When we published this story a month or so ago, and then posted it to our website, interestingly there wasn't a single blog from our readers who were in favor of the school district offering more instructions in the Spanish language.
The on-line comments varied, with remarks like:
"...Are the Dutch students, French students and other students than Spanish students given the same chance?"
"...If a teacher is well educated, she/he can make great strides with any student. A lot of studies say if a teacher speaks English well, this also greatly helps the students. What a slap in the face to all the K-2 grade teachers who have worked very hard with every student."
"...Separating English and Spanish speaking children in school and in life does nothing more than create a larger riff in a community that needs unity."
"...What do other districts do that have more than two languages? They cannot possibly teach in every student's native tongue."
I don't have the answers for transitioning those children from being Spanish speaking to being fluent in the English language. I do believe, however, that it's the parents who should be taking on the bulk of the task of preparing their children to converse in English by the time they enter our publicly-funded schools. But as we all know, rarely these days do parents live up to their responsibilities.

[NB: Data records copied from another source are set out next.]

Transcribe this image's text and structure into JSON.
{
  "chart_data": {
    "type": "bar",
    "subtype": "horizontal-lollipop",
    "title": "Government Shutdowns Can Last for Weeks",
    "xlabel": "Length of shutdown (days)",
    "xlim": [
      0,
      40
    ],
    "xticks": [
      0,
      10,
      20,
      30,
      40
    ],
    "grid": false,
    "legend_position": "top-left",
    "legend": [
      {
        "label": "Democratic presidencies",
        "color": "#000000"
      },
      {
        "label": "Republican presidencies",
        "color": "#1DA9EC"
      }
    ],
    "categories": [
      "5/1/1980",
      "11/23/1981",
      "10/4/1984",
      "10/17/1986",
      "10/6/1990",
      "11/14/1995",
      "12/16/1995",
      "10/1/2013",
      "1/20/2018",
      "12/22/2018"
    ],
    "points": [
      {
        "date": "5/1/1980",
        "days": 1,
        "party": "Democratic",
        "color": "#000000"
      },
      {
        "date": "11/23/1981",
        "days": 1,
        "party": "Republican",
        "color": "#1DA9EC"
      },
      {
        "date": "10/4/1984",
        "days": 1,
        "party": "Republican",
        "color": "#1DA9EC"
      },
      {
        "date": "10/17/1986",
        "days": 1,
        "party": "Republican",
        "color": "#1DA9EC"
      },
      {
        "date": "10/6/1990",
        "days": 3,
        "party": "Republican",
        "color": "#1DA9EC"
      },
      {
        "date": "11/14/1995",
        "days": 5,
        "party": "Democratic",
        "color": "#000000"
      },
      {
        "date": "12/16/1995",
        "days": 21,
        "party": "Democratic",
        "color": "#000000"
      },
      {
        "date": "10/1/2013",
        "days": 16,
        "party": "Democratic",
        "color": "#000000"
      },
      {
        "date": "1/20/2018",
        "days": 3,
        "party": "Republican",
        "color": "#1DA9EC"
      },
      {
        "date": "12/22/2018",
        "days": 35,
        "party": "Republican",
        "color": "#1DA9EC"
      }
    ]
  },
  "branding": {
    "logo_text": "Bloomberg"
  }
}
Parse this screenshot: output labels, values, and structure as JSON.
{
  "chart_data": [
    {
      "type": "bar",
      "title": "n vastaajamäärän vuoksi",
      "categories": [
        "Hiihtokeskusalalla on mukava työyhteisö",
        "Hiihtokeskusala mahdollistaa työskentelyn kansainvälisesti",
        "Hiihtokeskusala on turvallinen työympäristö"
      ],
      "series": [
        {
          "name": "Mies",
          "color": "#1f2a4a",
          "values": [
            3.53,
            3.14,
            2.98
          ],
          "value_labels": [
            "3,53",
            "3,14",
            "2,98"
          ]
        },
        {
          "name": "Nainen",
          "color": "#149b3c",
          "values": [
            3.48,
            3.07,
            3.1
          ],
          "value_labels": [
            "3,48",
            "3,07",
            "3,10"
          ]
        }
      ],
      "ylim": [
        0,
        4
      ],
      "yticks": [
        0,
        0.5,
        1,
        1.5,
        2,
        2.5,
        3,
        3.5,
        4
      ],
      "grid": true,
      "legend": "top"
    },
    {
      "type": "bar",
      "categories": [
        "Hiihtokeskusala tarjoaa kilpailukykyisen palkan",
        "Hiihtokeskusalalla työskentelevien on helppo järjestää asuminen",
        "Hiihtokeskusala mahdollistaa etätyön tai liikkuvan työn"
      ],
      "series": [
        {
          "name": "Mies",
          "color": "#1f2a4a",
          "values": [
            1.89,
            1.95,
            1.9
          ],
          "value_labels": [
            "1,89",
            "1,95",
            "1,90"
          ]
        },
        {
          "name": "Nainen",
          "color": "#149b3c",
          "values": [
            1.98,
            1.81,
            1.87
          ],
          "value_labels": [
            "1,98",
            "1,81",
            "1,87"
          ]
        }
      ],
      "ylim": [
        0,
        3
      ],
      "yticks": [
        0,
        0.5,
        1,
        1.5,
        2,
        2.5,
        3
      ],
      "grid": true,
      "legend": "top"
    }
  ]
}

My greatest fear in all this is that when the school district goes through the hiring process for teachers, admittedly seeking out those who are fluent in both English and Spanish, a lot of well qualified instructors are going to be passed over. And that, quite simply, is a crying shame. Our schools need well qualified teachers, and the good ones shouldn't be prevented from landing a job here in Sunnyside simply because they can't speak the Spanish language.